Erdoğan also used his presidential power to withdraw Turkey from the Istanbul Convention, a Council of Europe instrument aimed at preventing gender-based violence. Erdoğan claimed it “ruins families and encourages homosexuality” even though, according to the polls, 52% of the population disapproved of this decision. After peaceful protests on March 8, International Women’s Day, a criminal investigation was opened against 18 women’s rights activists. The Istanbul police detained 13 of them, including a 17-year-old teenager, for “insulting” the president, a criminal offense punishable with a one to four-year prison sentence according to Turkish law (which violates international freedom of expression). As in late April 2021, when a strict lockdown was imposed on Turkey following a rapid increase in Covid-19 cases, and the police detained more than 200 activists during the May-day demonstrations. While the health measures in the country may be fully justified, hardly the same can be said about the above-mentioned and other restrictions and actions targeting civil society activists and political opposition.

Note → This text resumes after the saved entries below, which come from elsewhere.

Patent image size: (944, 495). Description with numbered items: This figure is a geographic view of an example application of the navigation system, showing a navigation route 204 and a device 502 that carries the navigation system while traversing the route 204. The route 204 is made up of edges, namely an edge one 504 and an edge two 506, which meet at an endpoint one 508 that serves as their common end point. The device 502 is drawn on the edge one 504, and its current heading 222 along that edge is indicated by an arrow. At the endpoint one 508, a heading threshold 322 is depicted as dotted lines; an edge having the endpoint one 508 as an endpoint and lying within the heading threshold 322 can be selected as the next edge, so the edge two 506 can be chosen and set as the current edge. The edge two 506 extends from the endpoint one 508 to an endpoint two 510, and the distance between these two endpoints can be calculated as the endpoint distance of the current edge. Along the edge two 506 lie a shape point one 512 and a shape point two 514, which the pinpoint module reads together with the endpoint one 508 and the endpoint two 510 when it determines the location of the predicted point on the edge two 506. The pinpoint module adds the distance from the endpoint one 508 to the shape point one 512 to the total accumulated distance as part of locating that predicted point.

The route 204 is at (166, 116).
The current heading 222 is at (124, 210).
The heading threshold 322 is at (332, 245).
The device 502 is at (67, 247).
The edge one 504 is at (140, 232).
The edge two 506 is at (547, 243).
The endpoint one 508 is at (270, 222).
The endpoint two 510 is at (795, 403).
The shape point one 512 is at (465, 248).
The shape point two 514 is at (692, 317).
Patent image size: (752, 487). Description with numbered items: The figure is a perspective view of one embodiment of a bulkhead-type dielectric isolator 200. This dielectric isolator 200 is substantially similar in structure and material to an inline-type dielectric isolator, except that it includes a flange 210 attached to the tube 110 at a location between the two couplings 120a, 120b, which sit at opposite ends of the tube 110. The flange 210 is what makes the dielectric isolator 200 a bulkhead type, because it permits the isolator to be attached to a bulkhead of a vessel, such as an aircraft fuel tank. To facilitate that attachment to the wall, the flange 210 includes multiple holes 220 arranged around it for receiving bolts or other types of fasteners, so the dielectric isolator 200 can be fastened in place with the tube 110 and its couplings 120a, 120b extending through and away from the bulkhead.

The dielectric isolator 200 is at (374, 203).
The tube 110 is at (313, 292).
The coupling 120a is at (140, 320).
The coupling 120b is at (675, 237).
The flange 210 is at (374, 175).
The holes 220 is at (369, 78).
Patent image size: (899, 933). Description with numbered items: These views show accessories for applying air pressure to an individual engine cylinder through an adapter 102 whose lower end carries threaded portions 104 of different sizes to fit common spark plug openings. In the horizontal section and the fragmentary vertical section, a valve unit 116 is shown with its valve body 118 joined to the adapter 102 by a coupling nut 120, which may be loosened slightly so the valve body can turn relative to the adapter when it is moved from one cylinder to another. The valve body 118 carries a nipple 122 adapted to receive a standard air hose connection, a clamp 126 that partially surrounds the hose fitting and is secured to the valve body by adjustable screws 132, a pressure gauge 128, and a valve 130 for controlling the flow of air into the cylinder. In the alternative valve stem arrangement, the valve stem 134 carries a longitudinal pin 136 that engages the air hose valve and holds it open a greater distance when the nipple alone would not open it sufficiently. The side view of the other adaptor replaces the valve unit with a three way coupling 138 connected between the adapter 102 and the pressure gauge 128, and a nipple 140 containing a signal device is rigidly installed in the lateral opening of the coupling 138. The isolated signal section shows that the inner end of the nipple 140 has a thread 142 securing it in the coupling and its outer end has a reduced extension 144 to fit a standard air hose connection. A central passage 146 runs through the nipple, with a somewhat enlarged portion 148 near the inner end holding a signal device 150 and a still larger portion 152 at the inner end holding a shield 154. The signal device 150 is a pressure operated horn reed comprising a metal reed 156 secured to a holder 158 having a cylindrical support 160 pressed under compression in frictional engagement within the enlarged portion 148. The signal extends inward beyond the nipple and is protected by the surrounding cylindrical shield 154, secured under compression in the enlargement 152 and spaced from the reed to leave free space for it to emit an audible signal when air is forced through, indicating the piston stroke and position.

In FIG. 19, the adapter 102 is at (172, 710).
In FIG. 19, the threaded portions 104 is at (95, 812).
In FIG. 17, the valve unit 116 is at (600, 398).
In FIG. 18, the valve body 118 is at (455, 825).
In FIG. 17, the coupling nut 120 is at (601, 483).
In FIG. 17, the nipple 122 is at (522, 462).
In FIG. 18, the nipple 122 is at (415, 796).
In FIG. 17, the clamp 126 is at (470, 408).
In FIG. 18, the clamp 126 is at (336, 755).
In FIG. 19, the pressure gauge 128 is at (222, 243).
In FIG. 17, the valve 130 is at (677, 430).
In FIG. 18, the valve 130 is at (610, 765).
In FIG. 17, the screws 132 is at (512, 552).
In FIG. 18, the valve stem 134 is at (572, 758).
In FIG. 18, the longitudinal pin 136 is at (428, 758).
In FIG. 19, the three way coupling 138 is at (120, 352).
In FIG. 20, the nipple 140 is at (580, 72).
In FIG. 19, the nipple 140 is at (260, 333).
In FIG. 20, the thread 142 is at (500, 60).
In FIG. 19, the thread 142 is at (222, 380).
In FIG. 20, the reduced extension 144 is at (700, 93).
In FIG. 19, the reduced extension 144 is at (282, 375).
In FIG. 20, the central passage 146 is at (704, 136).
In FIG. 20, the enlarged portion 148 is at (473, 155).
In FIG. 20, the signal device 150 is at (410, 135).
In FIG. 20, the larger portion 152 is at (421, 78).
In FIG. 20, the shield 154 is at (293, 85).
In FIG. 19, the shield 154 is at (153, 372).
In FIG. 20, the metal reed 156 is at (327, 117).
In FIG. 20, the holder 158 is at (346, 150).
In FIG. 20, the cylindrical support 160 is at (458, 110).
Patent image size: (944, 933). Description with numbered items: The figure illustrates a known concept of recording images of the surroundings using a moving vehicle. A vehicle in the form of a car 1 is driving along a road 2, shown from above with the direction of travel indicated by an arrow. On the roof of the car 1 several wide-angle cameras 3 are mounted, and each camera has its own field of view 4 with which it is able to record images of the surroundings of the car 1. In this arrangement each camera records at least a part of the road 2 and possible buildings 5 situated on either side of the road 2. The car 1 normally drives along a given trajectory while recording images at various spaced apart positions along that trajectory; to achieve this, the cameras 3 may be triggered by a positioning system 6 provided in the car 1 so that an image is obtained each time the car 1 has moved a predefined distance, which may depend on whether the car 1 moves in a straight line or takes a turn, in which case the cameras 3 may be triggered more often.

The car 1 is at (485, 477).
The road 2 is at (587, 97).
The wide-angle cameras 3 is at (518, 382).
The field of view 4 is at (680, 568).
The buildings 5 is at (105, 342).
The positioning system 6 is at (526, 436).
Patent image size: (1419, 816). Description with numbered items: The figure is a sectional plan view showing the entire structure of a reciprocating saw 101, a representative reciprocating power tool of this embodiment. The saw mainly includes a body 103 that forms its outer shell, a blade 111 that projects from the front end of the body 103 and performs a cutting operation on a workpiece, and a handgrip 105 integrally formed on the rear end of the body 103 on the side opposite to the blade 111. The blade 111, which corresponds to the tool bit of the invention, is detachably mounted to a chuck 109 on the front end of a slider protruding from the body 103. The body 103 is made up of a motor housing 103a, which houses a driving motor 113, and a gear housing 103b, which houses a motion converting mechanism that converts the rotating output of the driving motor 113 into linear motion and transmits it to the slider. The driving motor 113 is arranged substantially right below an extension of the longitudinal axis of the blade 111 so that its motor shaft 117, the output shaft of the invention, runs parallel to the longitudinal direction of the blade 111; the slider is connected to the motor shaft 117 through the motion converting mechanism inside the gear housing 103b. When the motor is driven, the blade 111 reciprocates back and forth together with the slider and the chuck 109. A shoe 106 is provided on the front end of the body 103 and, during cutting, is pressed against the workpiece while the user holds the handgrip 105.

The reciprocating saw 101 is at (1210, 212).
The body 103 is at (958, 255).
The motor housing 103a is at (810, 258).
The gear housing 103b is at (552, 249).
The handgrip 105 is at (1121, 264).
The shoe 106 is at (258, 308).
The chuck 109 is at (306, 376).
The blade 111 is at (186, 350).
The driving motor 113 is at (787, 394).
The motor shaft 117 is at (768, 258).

More challenges call for more international solidarity
These three cases show how the Covid-19 pandemic provided authoritarian governments with a dangerous combination of increased surveillance and civil liberties restrictions partially justified, for the frightened public, by the stressed needs for public safety and “greater societal good”. Civil society organizations and activists, political opposition to the ruling regime, and human rights defenders have often suffered greatly from this situation and continue to face consequences of limited rights and freedoms. Indeed, both the EU and the US imposed sanctions on Belarus and Russia for their HR abuses, while verbally condemning Turkey. Yet, the closure of the borders dictated by the pandemic increases the sense of isolation of the citizens of authoritarian states. As the world slowly gets back to pre-Covid-19 life, the question remains whether there will be more consolidated efforts to protect democracy in “wider Europe” through more solidarity with civil society activists in the countries where they desperately need it.